PDIP Kritik Pertumbuhan PDB, Kebijakan Sektoral Tidak Dorong Nilai Tambah Ekonomi

LIPUTAN.CO.ID, Jakarta – Wakil Ketua Komisi XI DPR RI, Dolfie O.F.P., menyoroti lambannya pertumbuhan Produk Domestik Bruto (PDB) di sejumlah sektor lapangan usaha pada tahun 2025.

Penilaian itu disampaikannya langsung kepada Menteri Keuangan, Purbaya Yudhi Sadewa, dalam rapat kerja Komisi XI DPR RI bersama Kementerian Keuangan.

Menurut Dolfie, capaian sektor-sektor yang berperan besar dalam penyerapan tenaga kerja masih jauh dari proyeksi pemerintah sebagaimana tercantum dalam dokumen Rencana Pembangunan Jangka Menengah Nasional (RPJMN) 2025–2029.

“Yang on the track dan itu baru satu sektor yaitu pertanian, bagaimana dengan sektor-sektor yang lain? Belum terlihat dan kita juga enggak tahu apa kebijakan pemerintah,” ucap Dolfie di Kompleks Parlemen, Jakarta, Kamis (27/11).

Dalam RPJMN, pemerintah menargetkan pertumbuhan ekonomi secara bertahap dari 5,6–6,1 persen hingga mencapai 8 persen pada tahun 2029.

Namun, menurut Dolfie, target tersebut sulit tercapai jika kementerian dan lembaga terkait belum mampu merumuskan kebijakan yang menciptakan nilai tambah ekonomi.

“Sektor-sektor ini 75 persen ada pengampunya di Kementerian Lembaga. Kalau kementerian-kementerian ini hanya membelanjakan APBN saja, ya enggak akan mendorong pertumbuhan ekonomi,”tegasnya.

Anggota DPR dari Fraksi PDI Perjuangan itu juga mendorong Kementerian Keuangan agar lebih aktif mengawal kebijakan ekonomi di kementerian lain.
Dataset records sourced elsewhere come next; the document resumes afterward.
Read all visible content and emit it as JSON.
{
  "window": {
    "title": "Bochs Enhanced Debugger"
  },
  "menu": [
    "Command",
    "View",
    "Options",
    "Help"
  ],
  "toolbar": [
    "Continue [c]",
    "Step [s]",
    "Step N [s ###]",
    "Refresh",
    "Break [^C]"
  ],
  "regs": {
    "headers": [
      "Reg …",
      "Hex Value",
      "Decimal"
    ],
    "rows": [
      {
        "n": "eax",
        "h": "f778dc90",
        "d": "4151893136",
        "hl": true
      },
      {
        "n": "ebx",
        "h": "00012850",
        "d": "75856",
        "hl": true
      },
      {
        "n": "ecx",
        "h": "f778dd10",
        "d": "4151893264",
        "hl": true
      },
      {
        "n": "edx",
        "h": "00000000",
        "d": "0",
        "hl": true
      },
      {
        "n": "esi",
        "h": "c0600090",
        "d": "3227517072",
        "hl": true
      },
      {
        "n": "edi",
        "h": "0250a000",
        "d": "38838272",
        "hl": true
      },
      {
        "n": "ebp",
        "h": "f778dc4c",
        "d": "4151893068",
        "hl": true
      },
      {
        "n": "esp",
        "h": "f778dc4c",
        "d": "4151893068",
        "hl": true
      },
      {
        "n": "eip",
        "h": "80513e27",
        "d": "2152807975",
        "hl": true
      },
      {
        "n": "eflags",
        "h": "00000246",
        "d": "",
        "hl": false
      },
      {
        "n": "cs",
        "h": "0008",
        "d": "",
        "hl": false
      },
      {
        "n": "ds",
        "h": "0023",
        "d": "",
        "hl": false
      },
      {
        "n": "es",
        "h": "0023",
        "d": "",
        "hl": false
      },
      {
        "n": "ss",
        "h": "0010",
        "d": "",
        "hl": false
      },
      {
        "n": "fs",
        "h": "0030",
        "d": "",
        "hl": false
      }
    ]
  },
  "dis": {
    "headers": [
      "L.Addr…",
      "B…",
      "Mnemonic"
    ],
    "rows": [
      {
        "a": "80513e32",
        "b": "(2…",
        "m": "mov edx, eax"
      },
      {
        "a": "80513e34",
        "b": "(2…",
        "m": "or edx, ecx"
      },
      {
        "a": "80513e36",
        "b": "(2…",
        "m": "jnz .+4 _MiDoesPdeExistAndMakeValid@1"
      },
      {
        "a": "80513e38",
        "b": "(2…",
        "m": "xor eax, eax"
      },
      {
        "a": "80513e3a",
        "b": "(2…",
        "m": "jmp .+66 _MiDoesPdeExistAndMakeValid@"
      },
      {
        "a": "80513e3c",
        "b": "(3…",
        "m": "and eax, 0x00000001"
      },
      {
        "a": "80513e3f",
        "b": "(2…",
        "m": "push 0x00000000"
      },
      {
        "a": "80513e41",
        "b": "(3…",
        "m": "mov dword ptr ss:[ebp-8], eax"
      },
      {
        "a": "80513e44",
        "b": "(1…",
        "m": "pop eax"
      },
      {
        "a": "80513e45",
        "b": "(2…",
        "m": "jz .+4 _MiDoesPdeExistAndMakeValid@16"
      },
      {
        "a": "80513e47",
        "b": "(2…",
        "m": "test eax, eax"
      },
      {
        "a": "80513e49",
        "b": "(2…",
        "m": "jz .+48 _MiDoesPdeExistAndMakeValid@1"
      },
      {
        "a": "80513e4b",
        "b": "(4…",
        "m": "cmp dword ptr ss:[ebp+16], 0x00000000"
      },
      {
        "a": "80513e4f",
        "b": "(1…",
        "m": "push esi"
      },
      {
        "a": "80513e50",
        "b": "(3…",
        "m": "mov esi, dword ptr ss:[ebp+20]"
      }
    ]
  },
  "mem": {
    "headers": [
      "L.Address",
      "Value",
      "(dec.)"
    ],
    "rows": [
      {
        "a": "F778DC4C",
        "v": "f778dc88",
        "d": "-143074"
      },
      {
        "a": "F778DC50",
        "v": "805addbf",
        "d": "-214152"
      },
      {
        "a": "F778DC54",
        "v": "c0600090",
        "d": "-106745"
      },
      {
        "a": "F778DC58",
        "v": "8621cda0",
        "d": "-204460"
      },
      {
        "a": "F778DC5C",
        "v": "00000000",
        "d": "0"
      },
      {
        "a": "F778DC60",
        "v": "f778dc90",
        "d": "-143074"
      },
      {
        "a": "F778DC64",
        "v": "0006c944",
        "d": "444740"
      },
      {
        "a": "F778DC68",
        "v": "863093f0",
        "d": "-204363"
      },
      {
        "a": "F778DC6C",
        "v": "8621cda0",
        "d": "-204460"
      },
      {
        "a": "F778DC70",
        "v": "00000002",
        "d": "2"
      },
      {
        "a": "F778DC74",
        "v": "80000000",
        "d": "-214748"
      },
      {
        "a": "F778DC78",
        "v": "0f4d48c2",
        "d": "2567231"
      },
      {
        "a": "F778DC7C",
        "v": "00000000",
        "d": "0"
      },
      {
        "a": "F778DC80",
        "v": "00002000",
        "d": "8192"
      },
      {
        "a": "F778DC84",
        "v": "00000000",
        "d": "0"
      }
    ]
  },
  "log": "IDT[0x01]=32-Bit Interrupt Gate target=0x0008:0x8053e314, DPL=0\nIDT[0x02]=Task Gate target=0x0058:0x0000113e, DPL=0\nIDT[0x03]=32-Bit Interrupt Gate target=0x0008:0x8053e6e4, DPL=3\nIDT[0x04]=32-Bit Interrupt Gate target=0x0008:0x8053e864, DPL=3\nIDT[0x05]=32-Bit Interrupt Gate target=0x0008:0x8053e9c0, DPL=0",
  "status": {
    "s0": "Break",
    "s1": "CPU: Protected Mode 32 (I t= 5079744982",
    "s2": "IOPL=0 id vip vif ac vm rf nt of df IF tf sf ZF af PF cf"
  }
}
Ia menilai Menkeu memiliki kewenangan strategis untuk melakukan intervensi melalui penetapan kebijakan fiskal dan Logical Framework program lintas sektor.

“Maksud saya sektor-sektor kementerian lain didorong Pak Menteri untuk ada kebijakan-kebijakan yang bisa menghasilkan nilai tambah. Kalau tidak dan hanya konsumsi terus ya (pertumbuhan ekonomi) segitu terus,” lanjutnya.

Menanggapi hal tersebut, Purbaya mengaku pernah mencoba langkah serupa namun menuai perdebatan.

“Tapi kan waktu saya begitu banyak yang ribut,” katanya sambil berkelakar.

Meski demikian, Menteri Keuangan menyambut positif dorongan parlemen dan berkomitmen memperkuat pengawasan atas belanja anggaran.

“Kalau ditegaskan lagi seperti ini ya saya akan lihat lagi nanti. Saya pikir memang seharusnya kita bisa kontrol, paling tidak uang dipakai yang betul dan bisa menghasilkan impact ke pertumbuhan ekonomi yang baik. Jadi terima kasih atas dukungannya,” ujar Purbaya.

Dolfie menilai langkah korektif harus segera dilakukan agar pemanfaatan APBN tidak hanya bersifat konsumtif, melainkan juga produktif dan mampu mempercepat laju pertumbuhan ekonomi nasional.